I am currently at chapter 60 or so, and I am wondering about the use of color in this comic: as far as I can tell, red represents Mian's psychosis, as it only ever pops up whenever Mian slips into her deranged avenger mode and starts alternating between injuring Haegu and demanding sex from her. Blue, meanwhile, represents blood and gore, but also some aspect of Haegu's character that I cannot quite put into words yet. Anyone has any ideas about that? I've also noticed that sometimes when Mian and Haegu get it on, the red and the blue mix into purple for a bit.
About the colors, it's as you said, red is for Mian whenever she sees things, like haegu or her dad playing with her mind, it also shows up when Mian gets deranged, or demanding, her eyes even turns red when she's in that state of mind. Meanwhile Haegu represents blue, her eyes will turn blue too in the upcoming chapters when she's in a deranged state of mind.
As for blue and purple for bloody, gore and bruises scenes, I think it's just to make the scenes look less disturbing, I think the scenes would look way too disturbing if they showed up blood and bruises in red.
So I have caught up with the latest chapter and have more thoughts on colors: Blue seems to represent what I call "hitman psychosis" -- the extreme desensitization to violence and death that hit(wo)men in this series display (which may be linked with the stylistic choice to represent most blood as blue, as well). This is why Haegu is so often blue-coded -- she is most commonly in that killer mindset. Simultaneously, however, Mina Park, the prosecutor, is also often blue-coded even if she never harms anyone, so I guess blue can represent general adrenaline rush, since Mina is often in danger herself?

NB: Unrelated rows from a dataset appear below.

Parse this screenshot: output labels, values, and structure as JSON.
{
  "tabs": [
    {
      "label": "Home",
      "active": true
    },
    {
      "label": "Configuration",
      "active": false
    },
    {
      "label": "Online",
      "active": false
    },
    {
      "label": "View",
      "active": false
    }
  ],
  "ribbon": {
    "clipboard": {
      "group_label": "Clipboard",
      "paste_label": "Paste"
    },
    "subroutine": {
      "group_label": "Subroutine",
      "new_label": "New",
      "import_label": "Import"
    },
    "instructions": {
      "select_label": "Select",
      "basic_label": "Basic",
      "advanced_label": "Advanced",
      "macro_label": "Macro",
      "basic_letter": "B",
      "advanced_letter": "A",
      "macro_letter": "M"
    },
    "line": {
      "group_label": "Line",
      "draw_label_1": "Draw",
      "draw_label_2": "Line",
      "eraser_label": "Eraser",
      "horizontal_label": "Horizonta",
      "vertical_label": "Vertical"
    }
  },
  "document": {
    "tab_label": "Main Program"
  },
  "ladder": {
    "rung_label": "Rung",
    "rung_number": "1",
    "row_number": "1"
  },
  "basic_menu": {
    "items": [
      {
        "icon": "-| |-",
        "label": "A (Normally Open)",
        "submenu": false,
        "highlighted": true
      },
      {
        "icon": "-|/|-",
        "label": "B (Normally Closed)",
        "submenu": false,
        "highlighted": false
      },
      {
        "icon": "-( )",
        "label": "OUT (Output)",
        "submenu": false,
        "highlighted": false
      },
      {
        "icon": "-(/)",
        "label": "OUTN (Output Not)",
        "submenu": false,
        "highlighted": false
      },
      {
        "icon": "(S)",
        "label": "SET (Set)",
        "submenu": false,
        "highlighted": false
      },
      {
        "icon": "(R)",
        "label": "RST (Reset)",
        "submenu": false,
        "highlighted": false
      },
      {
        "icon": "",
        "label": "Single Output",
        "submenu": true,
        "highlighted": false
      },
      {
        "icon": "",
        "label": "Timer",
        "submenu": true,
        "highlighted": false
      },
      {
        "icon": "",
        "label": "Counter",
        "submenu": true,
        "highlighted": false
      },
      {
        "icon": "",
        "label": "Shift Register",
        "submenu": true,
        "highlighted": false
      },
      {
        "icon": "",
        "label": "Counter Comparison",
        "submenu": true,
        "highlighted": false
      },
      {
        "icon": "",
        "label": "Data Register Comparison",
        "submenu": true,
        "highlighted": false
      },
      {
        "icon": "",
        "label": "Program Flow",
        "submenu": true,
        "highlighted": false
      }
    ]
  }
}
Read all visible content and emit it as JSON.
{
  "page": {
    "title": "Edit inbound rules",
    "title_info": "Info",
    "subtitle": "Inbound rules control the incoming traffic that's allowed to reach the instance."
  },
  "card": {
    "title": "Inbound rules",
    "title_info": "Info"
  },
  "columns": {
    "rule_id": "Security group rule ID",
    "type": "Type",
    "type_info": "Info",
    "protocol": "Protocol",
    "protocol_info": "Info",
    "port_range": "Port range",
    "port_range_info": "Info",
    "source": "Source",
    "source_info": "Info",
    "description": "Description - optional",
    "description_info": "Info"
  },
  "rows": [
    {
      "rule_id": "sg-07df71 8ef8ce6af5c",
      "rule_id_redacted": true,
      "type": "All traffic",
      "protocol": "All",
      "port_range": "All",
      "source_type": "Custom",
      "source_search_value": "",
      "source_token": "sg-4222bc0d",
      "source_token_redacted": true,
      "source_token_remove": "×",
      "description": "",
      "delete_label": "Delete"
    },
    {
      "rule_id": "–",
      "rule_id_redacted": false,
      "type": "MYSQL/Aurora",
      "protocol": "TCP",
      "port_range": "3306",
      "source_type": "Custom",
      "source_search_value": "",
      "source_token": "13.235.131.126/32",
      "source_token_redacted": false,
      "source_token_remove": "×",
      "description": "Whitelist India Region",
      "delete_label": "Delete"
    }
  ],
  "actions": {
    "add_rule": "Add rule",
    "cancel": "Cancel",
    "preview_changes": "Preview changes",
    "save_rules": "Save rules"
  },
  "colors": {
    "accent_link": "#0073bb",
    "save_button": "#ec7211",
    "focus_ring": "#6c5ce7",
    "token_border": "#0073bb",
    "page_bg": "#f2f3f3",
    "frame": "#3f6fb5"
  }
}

Red is clearly Mian's psychosis talking, except when has hallucinations of her dad, who is blue-coded, because he was a hitman. Interestingly, when Mian cuts herself, her blood is the only one in the entire series that is properly red. Presumably because her self-harm is an outcome of her psychosis.
Finally, purple (a mixture of red and blue) is obviously Haegu and Mian's respective psychoses canceling each other out when they are together, allowing them to behave like a normal couple as long as nobody tries to kill them. It's interesting that whenever their relationship manifests itself in kindness, there is always at least one purple item on the screen, like Mian's scarf, or those headphones, or even blood on Mian's face after Haegu took care of her.
Lastly, there is green, but there is so few of it, who the heck even knows what it meant.